THUDM / CogVideo

text and image to video generation: CogVideoX (2024) and CogVideo (ICLR 2023)
Apache License 2.0
9.47k stars 892 forks source link

I2V model running in fp16 produces only noise #311

Closed realisticdreamer114514 closed 2 months ago

realisticdreamer114514 commented 2 months ago

System Info / 系統信息

diffusers 0.30.3 on cuda 12.4 & python 3.11 in conda venv of windows

Information / 问题信息

Reproduction / 复现过程

  1. In cli_demo.py, add these optimizations
    pipe.enable_model_cpu_offload()
    pipe.enable_sequential_cpu_offload()
    pipe.vae.enable_slicing()
    pipe.vae.enable_tiling()

    and reduce the number of frames to 41 (for 5 seconds)

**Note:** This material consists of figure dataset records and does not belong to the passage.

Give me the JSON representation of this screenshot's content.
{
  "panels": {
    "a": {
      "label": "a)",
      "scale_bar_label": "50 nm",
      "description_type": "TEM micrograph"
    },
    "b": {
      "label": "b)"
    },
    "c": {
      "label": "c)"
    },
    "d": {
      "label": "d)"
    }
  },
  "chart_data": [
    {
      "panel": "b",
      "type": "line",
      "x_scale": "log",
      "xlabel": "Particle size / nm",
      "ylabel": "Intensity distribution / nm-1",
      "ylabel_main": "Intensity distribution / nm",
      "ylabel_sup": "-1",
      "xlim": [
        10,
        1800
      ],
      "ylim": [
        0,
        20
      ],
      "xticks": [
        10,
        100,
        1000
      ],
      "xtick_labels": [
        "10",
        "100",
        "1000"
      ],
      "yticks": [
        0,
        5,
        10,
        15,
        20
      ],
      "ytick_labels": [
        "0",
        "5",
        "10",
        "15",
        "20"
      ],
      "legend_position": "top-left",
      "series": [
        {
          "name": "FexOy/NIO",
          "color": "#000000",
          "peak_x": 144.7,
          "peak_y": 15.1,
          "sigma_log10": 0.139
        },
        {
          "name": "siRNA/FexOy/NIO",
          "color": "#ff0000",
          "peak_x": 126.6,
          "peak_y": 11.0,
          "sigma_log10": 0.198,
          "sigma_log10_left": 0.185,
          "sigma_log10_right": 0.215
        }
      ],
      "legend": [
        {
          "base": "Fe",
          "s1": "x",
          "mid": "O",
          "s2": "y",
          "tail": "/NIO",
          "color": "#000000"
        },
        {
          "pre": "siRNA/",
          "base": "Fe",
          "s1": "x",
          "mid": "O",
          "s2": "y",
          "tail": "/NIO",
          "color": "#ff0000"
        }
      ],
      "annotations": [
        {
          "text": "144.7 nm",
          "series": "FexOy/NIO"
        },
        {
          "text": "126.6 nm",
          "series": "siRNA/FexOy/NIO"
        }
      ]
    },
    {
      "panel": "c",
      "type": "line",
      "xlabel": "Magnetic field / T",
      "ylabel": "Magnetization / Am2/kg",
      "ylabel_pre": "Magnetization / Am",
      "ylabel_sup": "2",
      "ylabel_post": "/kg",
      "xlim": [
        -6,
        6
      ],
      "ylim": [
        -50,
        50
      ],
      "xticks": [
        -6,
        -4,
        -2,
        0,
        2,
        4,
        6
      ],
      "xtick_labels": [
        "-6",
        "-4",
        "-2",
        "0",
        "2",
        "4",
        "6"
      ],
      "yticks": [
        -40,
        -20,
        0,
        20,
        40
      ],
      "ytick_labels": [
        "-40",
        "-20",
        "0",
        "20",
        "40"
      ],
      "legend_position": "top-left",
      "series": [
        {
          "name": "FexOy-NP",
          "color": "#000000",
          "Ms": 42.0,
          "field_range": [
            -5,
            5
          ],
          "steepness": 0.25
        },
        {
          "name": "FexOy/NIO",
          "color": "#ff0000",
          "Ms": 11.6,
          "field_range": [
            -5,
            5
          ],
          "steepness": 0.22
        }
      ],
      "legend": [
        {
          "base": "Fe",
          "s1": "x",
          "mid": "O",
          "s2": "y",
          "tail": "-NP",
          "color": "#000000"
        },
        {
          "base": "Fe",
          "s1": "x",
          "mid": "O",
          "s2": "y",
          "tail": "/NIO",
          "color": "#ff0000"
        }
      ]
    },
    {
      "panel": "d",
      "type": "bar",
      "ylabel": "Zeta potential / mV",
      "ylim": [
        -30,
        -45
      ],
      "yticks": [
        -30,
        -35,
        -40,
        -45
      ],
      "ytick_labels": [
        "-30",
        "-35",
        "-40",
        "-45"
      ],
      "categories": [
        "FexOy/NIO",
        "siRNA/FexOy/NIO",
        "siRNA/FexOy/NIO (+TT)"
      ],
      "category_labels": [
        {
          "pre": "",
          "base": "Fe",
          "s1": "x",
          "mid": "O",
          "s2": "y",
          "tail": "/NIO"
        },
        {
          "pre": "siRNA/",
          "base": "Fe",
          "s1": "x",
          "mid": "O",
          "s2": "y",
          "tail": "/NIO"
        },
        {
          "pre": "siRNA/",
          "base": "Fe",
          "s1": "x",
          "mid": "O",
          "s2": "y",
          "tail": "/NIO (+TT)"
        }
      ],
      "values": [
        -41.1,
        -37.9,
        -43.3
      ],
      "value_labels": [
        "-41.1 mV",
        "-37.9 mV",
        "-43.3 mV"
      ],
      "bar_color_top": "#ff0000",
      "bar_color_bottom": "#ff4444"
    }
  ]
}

  2. Run cli_demo.py python cli_demo.py --prompt "A female basketball player is standing in a basketball court, her body leaning forward towards the camera. She is wearing a vibrant blue basketball jersey with the number 3 prominently displayed. The person's head is tilted back, and her hands are clasped together in front of her legs. She is reaching for the viewpoint and waving at it closely. The court beneath her is a rich brown color with green wall in the background and a basketball hoop stands against the wall." --model_path "D:\CogVideoX-5b-I2V" --generate_type "i2v" --output_path ./output.mp4 --image_or_video_path "D:\test\process\2.png" --dtype float16
  3. Video has only colored noise vlcsnap-2024-09-20

Expected behavior / 期待表现

A normal video is produced

kijai commented 2 months ago

The I2V model will generally do exactly that if anything but 49 frames is used.

realisticdreamer114514 commented 2 months ago

The I2V model will generally do exactly that if anything but 49 frames is used.

This is the case, thanks for pointing out.